The surprise court decision in March to overturn US group MetLife's designation as a systemically important financial institution (Sifi) could weaken the case for systemic regulation both in the US and abroad.
Even though the Financial Stability Oversight Council (FSOC), which designated MetLife as a Sifi, is appealing the decision and despite the judgement being made largely on procedural grounds, judge Rosemary Collyer has tipped the debate on systemic regulation of insurers back in favour of the designated firms.
Collyer said the FSOC made three main mistakes. First, it did not follow its own rules on how designations would be made, and failed to make clear to MetLife the changes in methodology and explain them. Second, the council fell short in showing how MetLife's failure could damage the functioning of the financial markets. And, third, it failed to conduct a cost-benefit analysis of the designation.
If unsuccessful in appealing the decision, the FSOC could still change its approach in each of these areas. Yet making such changes and renaming MetLife in the next round of Sifi designations would be far from straightforward.
Collyer criticised the FSOC heavily for failing to prove MetLife could get into the kind of financial difficulty that would create a risk to the financial system – a criticism that goes to the heart of the debate over systemic regulation. Insurers have always argued they are not vulnerable to policyholder runs in the same way that banks might face a rash of customer withdrawals.
The FSOC could change its methodology and say the vulnerability of Sifis does not matter, only their potential to create systemic damage. But such a change would undermine the credibility of the designation process, which has been heavily criticised already.

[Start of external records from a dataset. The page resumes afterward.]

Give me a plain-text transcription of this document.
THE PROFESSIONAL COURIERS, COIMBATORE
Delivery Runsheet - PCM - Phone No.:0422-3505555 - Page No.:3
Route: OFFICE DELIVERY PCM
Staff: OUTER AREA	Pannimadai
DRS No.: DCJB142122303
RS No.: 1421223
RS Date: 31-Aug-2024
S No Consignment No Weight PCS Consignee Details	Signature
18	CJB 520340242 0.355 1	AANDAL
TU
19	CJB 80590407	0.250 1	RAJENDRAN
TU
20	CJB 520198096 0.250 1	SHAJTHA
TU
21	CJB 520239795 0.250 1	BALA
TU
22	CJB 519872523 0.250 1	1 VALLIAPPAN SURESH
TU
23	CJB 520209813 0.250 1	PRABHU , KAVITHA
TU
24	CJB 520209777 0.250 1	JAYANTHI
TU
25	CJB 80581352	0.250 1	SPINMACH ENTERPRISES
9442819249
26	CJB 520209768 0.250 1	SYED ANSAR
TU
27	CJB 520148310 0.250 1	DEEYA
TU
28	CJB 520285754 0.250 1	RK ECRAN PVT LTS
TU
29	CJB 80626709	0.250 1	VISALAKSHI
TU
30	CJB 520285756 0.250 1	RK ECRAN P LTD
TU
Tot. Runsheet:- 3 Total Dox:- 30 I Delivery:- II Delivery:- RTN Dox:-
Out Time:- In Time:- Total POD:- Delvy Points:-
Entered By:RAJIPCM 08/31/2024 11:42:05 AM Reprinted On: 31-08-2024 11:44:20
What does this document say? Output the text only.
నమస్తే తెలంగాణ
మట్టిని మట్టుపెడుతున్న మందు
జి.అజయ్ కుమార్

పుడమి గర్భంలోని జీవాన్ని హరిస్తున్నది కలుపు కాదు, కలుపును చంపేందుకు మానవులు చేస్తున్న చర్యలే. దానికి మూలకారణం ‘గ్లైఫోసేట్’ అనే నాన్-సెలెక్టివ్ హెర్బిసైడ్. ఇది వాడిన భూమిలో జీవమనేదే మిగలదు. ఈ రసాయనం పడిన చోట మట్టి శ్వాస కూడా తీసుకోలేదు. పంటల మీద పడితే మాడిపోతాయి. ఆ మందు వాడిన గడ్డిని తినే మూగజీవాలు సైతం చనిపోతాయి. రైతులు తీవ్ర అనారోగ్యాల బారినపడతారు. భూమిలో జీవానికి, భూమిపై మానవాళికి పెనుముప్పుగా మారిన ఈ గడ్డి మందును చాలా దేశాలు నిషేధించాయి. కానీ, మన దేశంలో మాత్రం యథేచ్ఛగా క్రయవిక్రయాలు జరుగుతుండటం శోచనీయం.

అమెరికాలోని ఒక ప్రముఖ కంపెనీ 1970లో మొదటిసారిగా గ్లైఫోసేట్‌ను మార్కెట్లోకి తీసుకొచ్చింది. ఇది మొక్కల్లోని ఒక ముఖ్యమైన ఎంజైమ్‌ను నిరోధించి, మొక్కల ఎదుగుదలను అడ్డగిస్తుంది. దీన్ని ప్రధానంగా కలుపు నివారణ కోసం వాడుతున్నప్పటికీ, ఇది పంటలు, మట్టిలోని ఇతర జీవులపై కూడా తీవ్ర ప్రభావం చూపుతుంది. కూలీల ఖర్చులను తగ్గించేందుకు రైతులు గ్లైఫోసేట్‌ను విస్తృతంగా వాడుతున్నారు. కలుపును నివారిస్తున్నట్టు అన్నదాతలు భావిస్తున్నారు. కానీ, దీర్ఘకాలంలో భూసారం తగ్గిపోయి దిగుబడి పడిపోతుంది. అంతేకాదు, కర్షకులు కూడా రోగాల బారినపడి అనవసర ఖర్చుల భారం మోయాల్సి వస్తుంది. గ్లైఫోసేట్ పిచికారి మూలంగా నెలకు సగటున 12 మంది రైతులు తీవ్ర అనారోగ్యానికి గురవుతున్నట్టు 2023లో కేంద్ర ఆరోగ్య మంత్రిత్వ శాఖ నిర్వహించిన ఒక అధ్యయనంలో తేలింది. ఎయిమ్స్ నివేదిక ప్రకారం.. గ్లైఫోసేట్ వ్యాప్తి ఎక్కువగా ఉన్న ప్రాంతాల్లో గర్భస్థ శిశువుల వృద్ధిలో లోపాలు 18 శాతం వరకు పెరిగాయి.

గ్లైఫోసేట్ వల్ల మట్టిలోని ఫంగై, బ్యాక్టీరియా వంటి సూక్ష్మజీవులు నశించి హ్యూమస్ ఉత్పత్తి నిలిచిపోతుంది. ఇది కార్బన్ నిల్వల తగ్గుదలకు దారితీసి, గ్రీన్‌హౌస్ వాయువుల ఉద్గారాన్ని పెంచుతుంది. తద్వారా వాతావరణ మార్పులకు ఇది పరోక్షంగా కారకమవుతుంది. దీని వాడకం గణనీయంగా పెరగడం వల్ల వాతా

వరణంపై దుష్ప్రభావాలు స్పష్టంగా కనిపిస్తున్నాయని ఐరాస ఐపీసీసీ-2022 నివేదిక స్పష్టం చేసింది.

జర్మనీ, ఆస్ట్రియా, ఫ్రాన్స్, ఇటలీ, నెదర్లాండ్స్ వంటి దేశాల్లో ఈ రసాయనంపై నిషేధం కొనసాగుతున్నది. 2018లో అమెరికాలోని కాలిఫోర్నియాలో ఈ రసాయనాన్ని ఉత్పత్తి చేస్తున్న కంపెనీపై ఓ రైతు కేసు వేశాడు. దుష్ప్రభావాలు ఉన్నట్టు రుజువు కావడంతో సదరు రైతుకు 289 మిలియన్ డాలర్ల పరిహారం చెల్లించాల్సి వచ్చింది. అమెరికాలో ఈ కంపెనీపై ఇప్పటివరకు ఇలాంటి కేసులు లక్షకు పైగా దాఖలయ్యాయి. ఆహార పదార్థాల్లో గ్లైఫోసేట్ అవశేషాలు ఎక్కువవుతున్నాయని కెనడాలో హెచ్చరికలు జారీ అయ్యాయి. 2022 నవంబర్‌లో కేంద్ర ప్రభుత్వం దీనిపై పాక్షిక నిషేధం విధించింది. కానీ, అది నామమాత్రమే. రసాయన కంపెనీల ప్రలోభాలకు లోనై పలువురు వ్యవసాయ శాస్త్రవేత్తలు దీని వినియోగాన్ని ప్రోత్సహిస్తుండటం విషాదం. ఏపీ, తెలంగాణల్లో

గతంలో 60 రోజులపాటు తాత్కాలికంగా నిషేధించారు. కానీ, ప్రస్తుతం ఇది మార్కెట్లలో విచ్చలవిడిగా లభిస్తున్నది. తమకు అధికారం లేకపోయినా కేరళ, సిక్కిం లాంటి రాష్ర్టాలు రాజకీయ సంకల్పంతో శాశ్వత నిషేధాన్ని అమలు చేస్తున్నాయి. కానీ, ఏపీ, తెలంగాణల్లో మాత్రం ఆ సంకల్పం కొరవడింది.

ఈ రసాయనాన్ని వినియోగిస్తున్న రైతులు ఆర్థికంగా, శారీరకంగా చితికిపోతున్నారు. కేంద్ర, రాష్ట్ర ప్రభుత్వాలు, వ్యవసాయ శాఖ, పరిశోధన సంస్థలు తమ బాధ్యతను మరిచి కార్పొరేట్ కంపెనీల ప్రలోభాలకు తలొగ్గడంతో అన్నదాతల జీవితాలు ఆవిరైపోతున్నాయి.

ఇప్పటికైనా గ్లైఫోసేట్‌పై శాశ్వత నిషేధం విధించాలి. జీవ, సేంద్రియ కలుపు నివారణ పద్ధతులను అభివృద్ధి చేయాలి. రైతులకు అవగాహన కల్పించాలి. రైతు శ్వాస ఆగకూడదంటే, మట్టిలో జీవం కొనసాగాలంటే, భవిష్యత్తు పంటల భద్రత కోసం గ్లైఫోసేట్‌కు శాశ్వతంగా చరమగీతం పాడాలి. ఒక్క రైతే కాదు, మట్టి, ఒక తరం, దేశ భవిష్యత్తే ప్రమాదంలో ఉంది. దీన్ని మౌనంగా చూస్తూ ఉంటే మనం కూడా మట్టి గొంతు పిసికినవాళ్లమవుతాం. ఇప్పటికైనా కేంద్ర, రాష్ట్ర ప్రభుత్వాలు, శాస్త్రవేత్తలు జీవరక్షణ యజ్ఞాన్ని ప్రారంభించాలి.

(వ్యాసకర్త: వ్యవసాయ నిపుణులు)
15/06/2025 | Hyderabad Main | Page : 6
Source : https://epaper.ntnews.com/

Alternatively, the FSOC could seek to prove MetLife is vulnerable to a run. But many in the industry think that would be hard or impossible to achieve, particularly after the insurer spins off its variable annuity business.
If the FSOC fails to overturn Collyer's decision and cannot change its methodology, MetLife would be left designated as systemically important at a global level but not in the US. However, the insurer would be regulated by a supervisor – the New York Department of Financial Services (NY DFS) – that has opposed Sifi designations from the start. The NY DFS would be unlikely to enforce international rules that lack any legal basis at home.
Meanwhile, the deeper damage to the argument for regulating systemically risky insurers might be the reopening of the debate on whether insurers are vulnerable in the same way as banks. For the industry, it is an argument that has never been properly resolved. The MetLife judgement means it cannot be ignored.